Objective: This report presents data on the prevalence of oral sex with opposite-sex partners and the timing of first oral sex relative to first vaginal intercourse among females and males aged 15-24 based on the National Survey of Family Growth (NSFG) data from 2007-2010. The question on timing, added to the NSFG in 2007, asked females and males whether first oral sex occurred before, after, or on the same occasion as their first vaginal intercourse.
Methods: Descriptive tables of numbers and percentages are presented and discussed. The current report is based on a nationally representative subsample of 6,346 interviews conducted from July 2007 to June 2010-3,242 with women and 3,104 with men aged 15-24 years. The measures presented in this report were collected using audio computer-assisted self-interviewing, in which the respondent enters his or her own answers into the computer without telling them to an interviewer. The overall response rate for the 2006-2010 NSFG was 77%, 78% for women aged 15-44 years, and 75% for men aged 15-44 years.
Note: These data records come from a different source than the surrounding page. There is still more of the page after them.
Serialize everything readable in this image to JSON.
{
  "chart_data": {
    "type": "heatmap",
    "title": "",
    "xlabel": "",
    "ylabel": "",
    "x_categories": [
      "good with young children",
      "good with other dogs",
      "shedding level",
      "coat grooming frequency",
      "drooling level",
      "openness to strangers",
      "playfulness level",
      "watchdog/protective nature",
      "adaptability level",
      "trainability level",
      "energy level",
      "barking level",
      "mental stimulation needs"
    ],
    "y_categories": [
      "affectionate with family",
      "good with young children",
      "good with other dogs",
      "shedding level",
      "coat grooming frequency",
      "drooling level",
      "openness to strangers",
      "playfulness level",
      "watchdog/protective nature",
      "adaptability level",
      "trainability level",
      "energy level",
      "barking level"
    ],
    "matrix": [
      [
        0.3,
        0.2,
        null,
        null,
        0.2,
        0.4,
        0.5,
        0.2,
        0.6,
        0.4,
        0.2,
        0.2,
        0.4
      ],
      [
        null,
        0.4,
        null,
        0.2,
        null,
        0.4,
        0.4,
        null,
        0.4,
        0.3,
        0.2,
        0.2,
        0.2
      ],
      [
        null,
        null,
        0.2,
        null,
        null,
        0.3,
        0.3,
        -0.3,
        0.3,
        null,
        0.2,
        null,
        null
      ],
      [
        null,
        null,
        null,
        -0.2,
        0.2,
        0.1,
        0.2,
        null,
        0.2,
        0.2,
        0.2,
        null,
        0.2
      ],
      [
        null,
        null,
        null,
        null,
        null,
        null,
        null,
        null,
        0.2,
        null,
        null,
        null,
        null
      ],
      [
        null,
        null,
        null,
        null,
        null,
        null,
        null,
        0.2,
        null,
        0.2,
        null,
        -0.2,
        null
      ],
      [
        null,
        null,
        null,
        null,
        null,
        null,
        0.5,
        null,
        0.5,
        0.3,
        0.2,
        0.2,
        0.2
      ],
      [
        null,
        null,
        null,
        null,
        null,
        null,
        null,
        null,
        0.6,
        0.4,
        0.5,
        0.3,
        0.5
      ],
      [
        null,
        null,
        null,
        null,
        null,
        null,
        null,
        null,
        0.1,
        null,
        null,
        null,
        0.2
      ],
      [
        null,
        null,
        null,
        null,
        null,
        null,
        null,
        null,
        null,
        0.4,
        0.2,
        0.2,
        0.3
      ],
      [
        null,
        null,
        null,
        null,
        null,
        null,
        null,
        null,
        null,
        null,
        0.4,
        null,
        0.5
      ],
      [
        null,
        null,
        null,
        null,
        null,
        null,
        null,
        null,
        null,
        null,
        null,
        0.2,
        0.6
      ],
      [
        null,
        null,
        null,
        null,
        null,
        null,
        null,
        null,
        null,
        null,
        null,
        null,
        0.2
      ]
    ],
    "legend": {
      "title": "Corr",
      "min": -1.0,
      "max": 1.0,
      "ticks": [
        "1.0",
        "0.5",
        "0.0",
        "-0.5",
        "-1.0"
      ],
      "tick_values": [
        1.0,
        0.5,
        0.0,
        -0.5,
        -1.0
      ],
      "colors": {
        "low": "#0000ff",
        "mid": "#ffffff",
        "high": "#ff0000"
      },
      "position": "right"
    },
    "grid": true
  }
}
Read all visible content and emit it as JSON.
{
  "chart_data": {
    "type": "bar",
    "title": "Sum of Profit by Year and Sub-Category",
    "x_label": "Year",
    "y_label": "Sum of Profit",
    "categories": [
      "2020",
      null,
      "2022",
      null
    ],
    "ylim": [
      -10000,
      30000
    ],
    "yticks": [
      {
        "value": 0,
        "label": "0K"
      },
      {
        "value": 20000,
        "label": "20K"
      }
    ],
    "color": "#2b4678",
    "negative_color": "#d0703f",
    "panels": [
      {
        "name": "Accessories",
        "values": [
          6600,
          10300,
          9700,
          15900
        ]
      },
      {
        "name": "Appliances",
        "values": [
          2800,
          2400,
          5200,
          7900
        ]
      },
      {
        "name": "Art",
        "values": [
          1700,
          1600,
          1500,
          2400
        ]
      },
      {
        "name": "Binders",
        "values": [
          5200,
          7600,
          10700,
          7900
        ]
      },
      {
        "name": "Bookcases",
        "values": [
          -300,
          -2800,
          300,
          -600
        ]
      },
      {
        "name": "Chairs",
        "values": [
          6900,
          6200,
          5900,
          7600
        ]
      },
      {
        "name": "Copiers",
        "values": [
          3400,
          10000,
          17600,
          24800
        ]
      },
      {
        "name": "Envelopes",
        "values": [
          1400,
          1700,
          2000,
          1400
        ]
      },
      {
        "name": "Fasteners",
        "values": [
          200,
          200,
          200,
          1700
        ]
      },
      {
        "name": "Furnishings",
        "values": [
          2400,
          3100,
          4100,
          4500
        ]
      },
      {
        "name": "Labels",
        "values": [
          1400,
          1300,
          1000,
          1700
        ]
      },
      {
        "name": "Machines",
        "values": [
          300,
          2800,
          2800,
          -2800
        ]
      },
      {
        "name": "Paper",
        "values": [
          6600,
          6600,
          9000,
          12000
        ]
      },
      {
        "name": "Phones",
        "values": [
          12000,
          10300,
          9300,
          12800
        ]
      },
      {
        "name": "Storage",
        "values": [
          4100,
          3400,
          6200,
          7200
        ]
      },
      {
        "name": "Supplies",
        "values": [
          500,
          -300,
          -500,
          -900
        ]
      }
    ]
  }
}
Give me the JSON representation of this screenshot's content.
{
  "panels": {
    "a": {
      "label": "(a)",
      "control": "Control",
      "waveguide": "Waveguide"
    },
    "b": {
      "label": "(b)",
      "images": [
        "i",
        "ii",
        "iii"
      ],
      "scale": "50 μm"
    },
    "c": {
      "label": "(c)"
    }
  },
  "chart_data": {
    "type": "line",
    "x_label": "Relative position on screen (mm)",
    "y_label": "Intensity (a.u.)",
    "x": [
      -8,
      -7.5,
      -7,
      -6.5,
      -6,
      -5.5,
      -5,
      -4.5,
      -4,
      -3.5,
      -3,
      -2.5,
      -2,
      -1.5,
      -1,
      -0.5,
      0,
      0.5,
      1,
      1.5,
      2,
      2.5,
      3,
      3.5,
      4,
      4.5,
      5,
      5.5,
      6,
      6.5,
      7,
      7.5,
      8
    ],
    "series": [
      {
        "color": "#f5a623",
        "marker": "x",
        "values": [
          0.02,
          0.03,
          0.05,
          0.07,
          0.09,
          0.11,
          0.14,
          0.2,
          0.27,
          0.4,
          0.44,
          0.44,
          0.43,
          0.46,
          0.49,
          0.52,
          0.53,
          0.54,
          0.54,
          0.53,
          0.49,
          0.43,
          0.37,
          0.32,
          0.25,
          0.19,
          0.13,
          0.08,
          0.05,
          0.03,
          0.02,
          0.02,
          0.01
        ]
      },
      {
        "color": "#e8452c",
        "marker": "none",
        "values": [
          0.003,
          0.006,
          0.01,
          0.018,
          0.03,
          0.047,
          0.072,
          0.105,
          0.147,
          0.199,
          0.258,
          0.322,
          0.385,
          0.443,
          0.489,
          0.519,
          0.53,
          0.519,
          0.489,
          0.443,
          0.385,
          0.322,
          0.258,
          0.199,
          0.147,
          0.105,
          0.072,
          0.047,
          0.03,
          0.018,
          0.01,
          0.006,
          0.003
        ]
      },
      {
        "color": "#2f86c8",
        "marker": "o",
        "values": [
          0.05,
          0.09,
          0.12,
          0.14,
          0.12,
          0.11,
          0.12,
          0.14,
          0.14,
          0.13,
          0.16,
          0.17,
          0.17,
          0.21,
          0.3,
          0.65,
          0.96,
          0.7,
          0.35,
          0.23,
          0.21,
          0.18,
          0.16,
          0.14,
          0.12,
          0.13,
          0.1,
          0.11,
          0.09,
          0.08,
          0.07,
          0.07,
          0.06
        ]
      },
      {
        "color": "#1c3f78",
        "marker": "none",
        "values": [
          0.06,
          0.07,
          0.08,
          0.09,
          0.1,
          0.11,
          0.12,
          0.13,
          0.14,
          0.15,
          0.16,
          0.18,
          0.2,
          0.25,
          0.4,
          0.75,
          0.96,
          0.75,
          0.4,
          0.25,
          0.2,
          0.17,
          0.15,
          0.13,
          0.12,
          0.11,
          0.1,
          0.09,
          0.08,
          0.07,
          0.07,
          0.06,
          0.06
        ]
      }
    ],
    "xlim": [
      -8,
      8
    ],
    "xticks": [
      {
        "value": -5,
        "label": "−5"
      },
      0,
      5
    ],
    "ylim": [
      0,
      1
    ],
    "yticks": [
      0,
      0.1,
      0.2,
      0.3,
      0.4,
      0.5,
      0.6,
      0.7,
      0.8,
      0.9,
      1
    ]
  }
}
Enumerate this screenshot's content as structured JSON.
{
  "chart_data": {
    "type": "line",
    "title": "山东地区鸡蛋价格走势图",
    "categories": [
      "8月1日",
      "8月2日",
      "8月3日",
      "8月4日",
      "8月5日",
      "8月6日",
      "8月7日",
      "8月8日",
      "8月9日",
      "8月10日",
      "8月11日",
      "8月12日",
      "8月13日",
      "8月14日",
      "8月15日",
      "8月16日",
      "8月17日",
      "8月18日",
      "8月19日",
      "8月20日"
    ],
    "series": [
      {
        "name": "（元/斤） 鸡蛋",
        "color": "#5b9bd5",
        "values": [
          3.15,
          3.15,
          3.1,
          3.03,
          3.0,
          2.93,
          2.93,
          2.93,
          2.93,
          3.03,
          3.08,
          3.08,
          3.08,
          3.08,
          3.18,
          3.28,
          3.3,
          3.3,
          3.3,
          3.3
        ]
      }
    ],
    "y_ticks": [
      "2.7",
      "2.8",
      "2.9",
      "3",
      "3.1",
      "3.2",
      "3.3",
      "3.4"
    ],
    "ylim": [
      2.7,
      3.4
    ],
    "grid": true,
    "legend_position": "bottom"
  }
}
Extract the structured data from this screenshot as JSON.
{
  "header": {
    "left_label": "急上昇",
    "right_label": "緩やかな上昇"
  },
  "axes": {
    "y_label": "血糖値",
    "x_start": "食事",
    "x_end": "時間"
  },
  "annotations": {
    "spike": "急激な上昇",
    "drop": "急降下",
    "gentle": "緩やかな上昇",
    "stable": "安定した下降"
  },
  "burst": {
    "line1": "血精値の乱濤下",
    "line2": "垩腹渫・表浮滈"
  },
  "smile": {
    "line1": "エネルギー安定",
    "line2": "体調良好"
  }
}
Results: About two-thirds of females (66%) and males (65%) aged 15-24 years in 2007-2010 had ever had oral sex. Among females aged 15-24 years. 26% had first oral sex before first vaginal intercourse; 27% had oral sex after intercourse; 7.4% had oral sex on the same occasion as first intercourse; and 5.1% had oral sex, but no vaginal intercourse. Among males aged 15-24 years, 24% had first oral sex before first intercourse; 24% had oral sex after first intercourse; 12% had oral sex on the same occasion as first intercourse; and 6.5% had oral sex, but no vaginal intercourse.